According the rubyspec project:

  language/variables_spec.rb:
    describe "Operator assignment 'var op= expr'" do
      it "is equivalent to 'var = var op expr'" do
        x = nil
        (x ||= 17).should == 17
        x.should == 17
        (x ||= 2).should == 17
        x.should == 17
    describe "Operator assignment 'obj.meth op= expr'" do
      it "is equivalent to 'obj.meth = obj.meth op expr'" do
        @x.a = nil
        (@x.a ||= 17).should == 17
        @x.a.should == 17
        (@x.a ||= 2).should == 17
        @x.a.should == 17
    describe "Operator assignment 'obj[idx] op= expr'" do
      it "is equivalent to 'obj[idx] = obj[idx] op expr'" do
        x = [1,nil,12]
        (x[1] ||= 17).should == 17
        x.should == [1,17,12]
        (x[1] ||= 2).should == 17
        x.should == [1,17,12]
      it "returns result of rhs not result of =" do
        a = VariablesSpecs::Hashalike.new
        (a[123] = 2).should == 2
        (a[123] ||= 2).should == 123
        (a[nil] ||= 2).should == 2

The specs don't address the case of a 'hijacked' setter, but they do
give the impression that the ruby1.9 behaviour is incorrect.

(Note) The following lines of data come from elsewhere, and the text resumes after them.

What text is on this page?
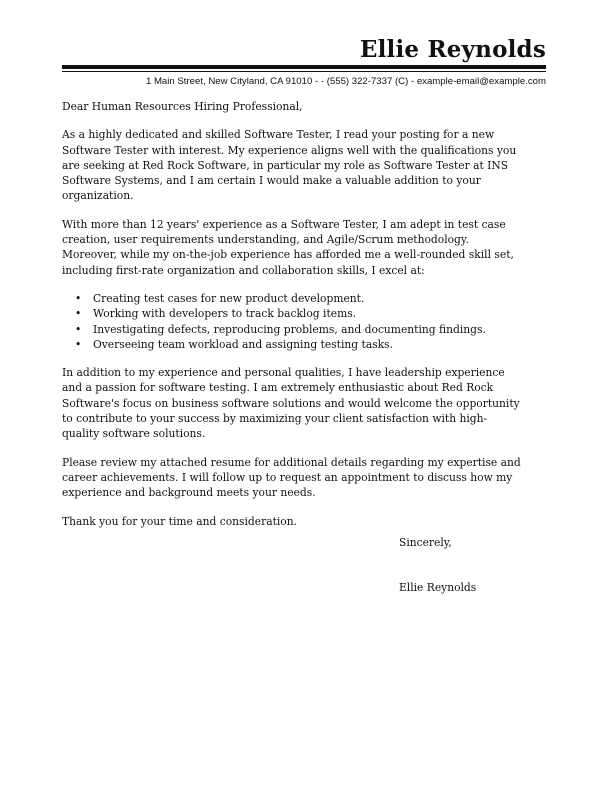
Ellie Reynolds
1 Main Street, New Cityland, CA 91010 - - (555) 322-7337 (C) - example-email@example.com
Dear Human Resources Hiring Professional,
As a highly dedicated and skilled Software Tester, I read your posting for a new
Software Tester with interest. My experience aligns well with the qualifications you
are seeking at Red Rock Software, in particular my role as Software Tester at INS
Software Systems, and I am certain I would make a valuable addition to your
organization.
With more than 12 years' experience as a Software Tester, I am adept in test case
creation, user requirements understanding, and Agile/Scrum methodology.
Moreover, while my on-the-job experience has afforded me a well-rounded skill set,
including first-rate organization and collaboration skills, I excel at:
• Creating test cases for new product development.
• Working with developers to track backlog items.
• Investigating defects, reproducing problems, and documenting findings.
• Overseeing team workload and assigning testing tasks.
In addition to my experience and personal qualities, I have leadership experience
and a passion for software testing. I am extremely enthusiastic about Red Rock
Software's focus on business software solutions and would welcome the opportunity
to contribute to your success by maximizing your client satisfaction with high-
quality software solutions.
Please review my attached resume for additional details regarding my expertise and
career achievements. I will follow up to request an appointment to discuss how my
experience and background meets your needs.
Thank you for your time and consideration.
Sincerely,
Ellie Reynolds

I've raised this on ruby-core. I'm interested to see what Matz & co
have to say.

Yes, should be interesting.

Hi --

Yeah, that version matches my mental model.

x ||= y
    x = x || y
    x || x = y

x += y
    x = x + y
    x + x = y #

o.x ||= y
    o.x = o.x || y
      # .x= is always called
    o.x || o.x = y
      # .x= is not always called

o.x += y
    o.x = o.x + y

Then maybe ||= and += should be split apart in rubyspec:
  describe "var += expr" it "is equivalent to 'var = var op expr'"
  describe "var ||= expr" it "is equivalent to 'var || var = expr'"

It's approximately the same as certainly closer than x = x || y

There's a difference in what happens if x is not previously defined

Hi,

According the rubyspec project:

language/variables_spec.rb:
   describe "Operator assignment 'var op= expr'" do
     it "is equivalent to 'var = var op expr'" do

It isn't, though, at least in the ||= case (see Joel W.'s post).
Matz's characterization of it to me at RubyConf (or somewhere) was:

  x ||= y same as x || x = y

Basically, "var op= expr" works like "var = var op expr" but left hand
side expression (var) is evaluated only once. For ||=, it is same as

  x = (x || y)

but

  x || (x = y)

is semantically same (well, almost).

              matz.

Hi --

Hi --

Hi,

>> According the rubyspec project:
>>
>> language/variables_spec.rb:
>> describe "Operator assignment 'var op= expr'" do
>> it "is equivalent to 'var = var op expr'" do
>
>It isn't, though, at least in the ||= case (see Joel W.'s post).
>Matz's characterization of it to me at RubyConf (or somewhere) was:
>
> x ||= y same as x || x = y

Basically, "var op= expr" works like "var = var op expr" but left hand
side expression (var) is evaluated only once. For ||=, it is same as

x = (x || y)

but

x || (x = y)

is semantically same (well, almost).

The hash case, though, definitely points to x || (x = y):

h = Hash.new(5)

=> {}

h[:x] = (h[:x] || 1)

=> 5

h

=> {:x=>5}

h[:z] || (h[:z] = 1)

=> 5

h

=> {:x=>5}

h[:y] ||= 1

=> 5

h

=> {:x=>5}

David

I've never understood ||=. As a result, I would never use it in my
code. As far as I'm concerned, I can explicitly write what I want
rather than trust some unpredictable, quirky short hand operator.